“The failure to prepare could allow the next epidemic to be dramatically more devastating.” – Bill Gates, TED2015
Over the last decade, the planet has dealt with several virus outbreaks viz. H1N1 (Swine Flu), Middle East Respiratory Syndrome (MERS) and Ebola. These viruses turned out to be deadly with high fatality rates, but were probably not as devastating as the Spanish Flu. While the world, largely, has been free from the above-mentioned virus outbreaks, countries such as Congo are still dealing with Ebola as a national health emergency. And this year, mankind witnessed the deadliest of outbreaks in the form of COVID-19. As per the World Health Organization (WHO) records, the first set of cases were reported in Wuhan, China on 31st December 2019. Subsequently, China announced the disease to be novel corona virus, a respiratory syndrome closely related to the SARS 2002-03. Before long, the virus spread to nearly every country. So far, an estimated 3.8 million people have been affected and 270,000 patients are reported dead, and the numbers are increasing day by day.
Corona continues to spread and impact millions of people across the world, as countries find ways to tackle it. The rate at which the virus spread in China, Iran, Italy, Spain and the US shows how underprepared the world has been in addressing any pandemic. Germany and South Korea, on the other hand, showed the world that when testing is done on a large scale, chances of people with few or no symptoms are identified thus increasing the number of known cases. On the economic front, the virus severely impacted economies with most bearing the brunt of lockdowns. It may take some time to get a deeper insight into the impact on industries across the globe. The healthcare industry, however, is at the centre of the crisis.
When a virus outbreak occurs, it exposes gaps in the global healthcare infrastructure and capabilities to handle such crisis. On one hand, healthcare organisations are challenged to manage an overwhelming number of patients with lack of facilities and necessary equipment. At risk are millions of frontline health workers dedicated to serve the ever-increasing patients, and it is critical to safeguard the frontline staff physically and psychologically. On the other hand, social distancing and other measures have disrupted business continuity pushing out-patient visits and surgeries with exceptions for emergencies. Delay in returning to normalcy can impair the ability to manage their establishments.

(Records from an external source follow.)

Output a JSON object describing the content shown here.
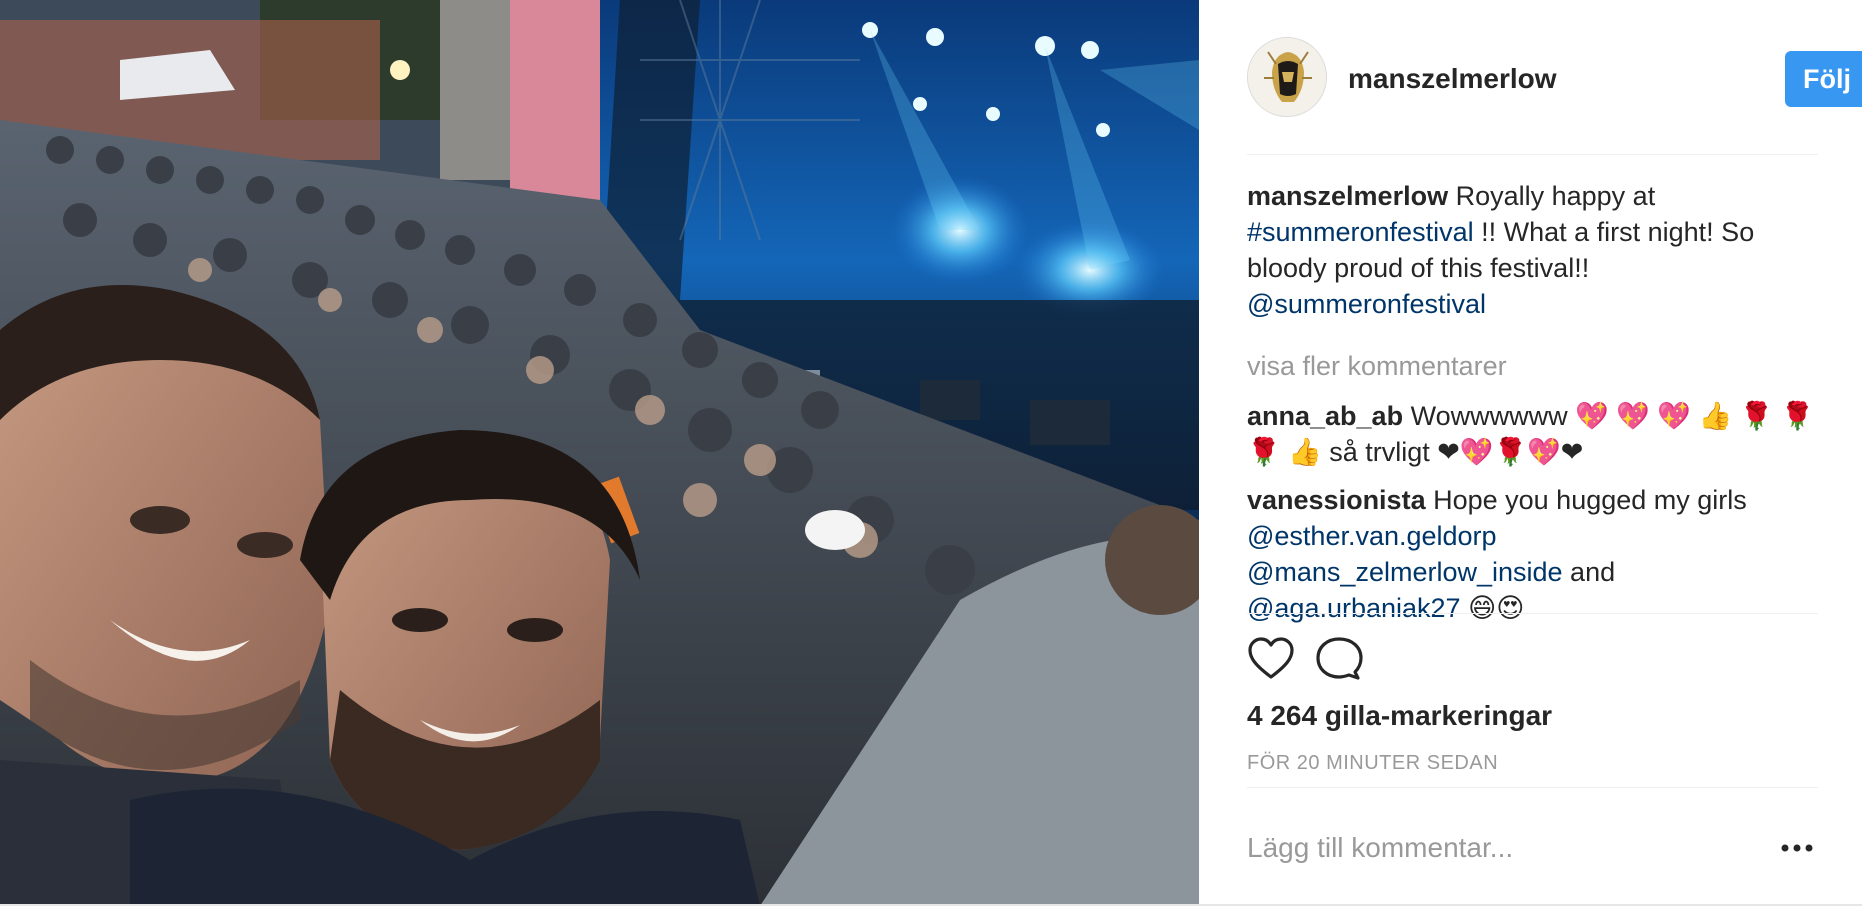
{
  "post": {
    "photo_alt": "",
    "author": {
      "username": "manszelmerlow",
      "follow_label": "Följ"
    },
    "caption": {
      "username": "manszelmerlow",
      "text_1": " Royally happy at ",
      "hashtag": "#summeronfestival",
      "text_2": " !! What a first night! So bloody proud of this festival!! ",
      "mention": "@summeronfestival"
    },
    "more_comments_label": "visa fler kommentarer",
    "comments": [
      {
        "username": "anna_ab_ab",
        "text": " Wowwwwww 💖 💖 💖 👍 🌹 🌹 🌹 👍 så trvligt ❤💖🌹💖❤"
      },
      {
        "username": "vanessionista",
        "text_1": " Hope you hugged my girls ",
        "mention_1": "@esther.van.geldorp",
        "mention_2": "@mans_zelmerlow_inside",
        "text_2": " and ",
        "mention_3": "@aga.urbaniak27",
        "text_3": " 😄😍"
      }
    ],
    "icons": {
      "like": "heart-icon",
      "comment": "comment-icon",
      "more": "more-options-icon"
    },
    "likes_label": "4 264 gilla-markeringar",
    "timestamp": "FÖR 20 MINUTER SEDAN",
    "add_comment_placeholder": "Lägg till kommentar...",
    "colors": {
      "follow_button": "#3897f0",
      "link": "#003569",
      "muted": "#999999",
      "text": "#262626"
    }
  }
}
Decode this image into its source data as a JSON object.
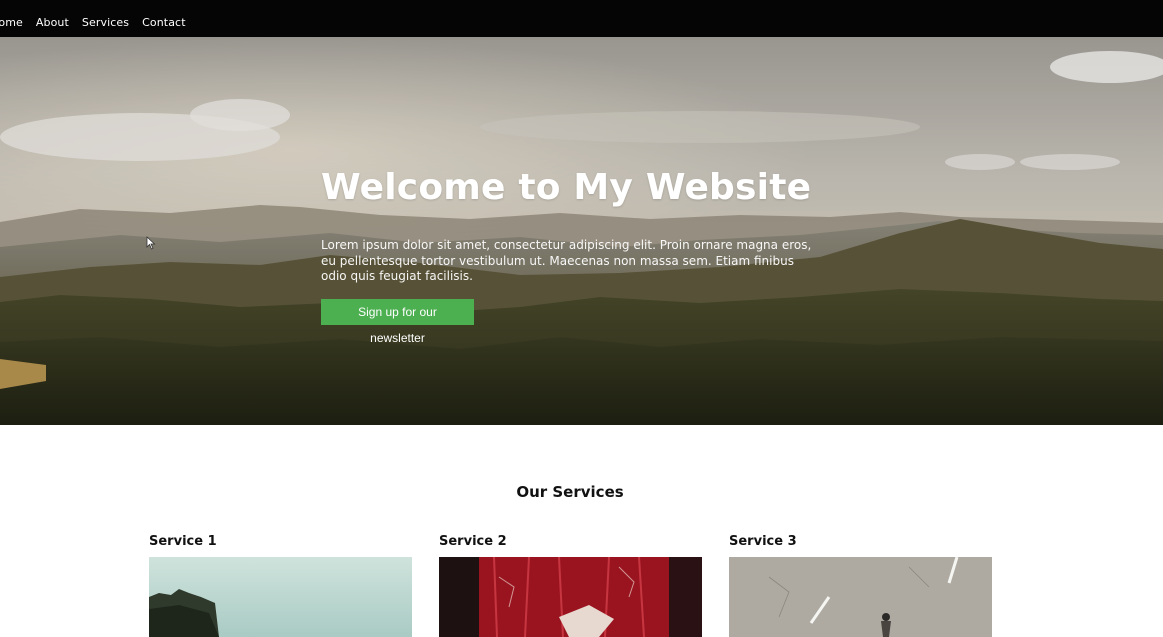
{
  "nav": {
    "items": [
      {
        "label": "Home"
      },
      {
        "label": "About"
      },
      {
        "label": "Services"
      },
      {
        "label": "Contact"
      }
    ]
  },
  "hero": {
    "title": "Welcome to My Website",
    "text": "Lorem ipsum dolor sit amet, consectetur adipiscing elit. Proin ornare magna eros, eu pellentesque tortor vestibulum ut. Maecenas non massa sem. Etiam finibus odio quis feugiat facilisis.",
    "button_label": "Sign up for our newsletter",
    "button_color": "#4caf50"
  },
  "services": {
    "title": "Our Services",
    "items": [
      {
        "title": "Service 1"
      },
      {
        "title": "Service 2"
      },
      {
        "title": "Service 3"
      }
    ]
  }
}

In order for healthcare institutions to swiftly respond to a global health emergency there needs to be a strengthening of emergency management capabilities, improved technology adoption in patient management, and redesigning facilities to create dedicated space for isolation in case of a virus outbreak. Better partnerships between governments and healthcare organisations could pave the way for building sustainable health infrastructure and disease surveillance systems. The solution to facing any epidemic is to anticipate potential outbreak, identify the evolution of disease and raise public awareness to contain and prevent loss of lives across the globe.
COVID-19 has shown us that developed countries are not immune to virus outbreak. When public health services across countries are bolstered to respond to emergencies, the world becomes well-equipped to protect lives and minimise fatalities. The cover story of this issue showcases articles focused on dealing with health epidemics. They offer insights around technology deployment for managing infections, redesigning hospital emergency facilities, developing robust disaster management capabilities to containment of outbreaks through effective public health measures.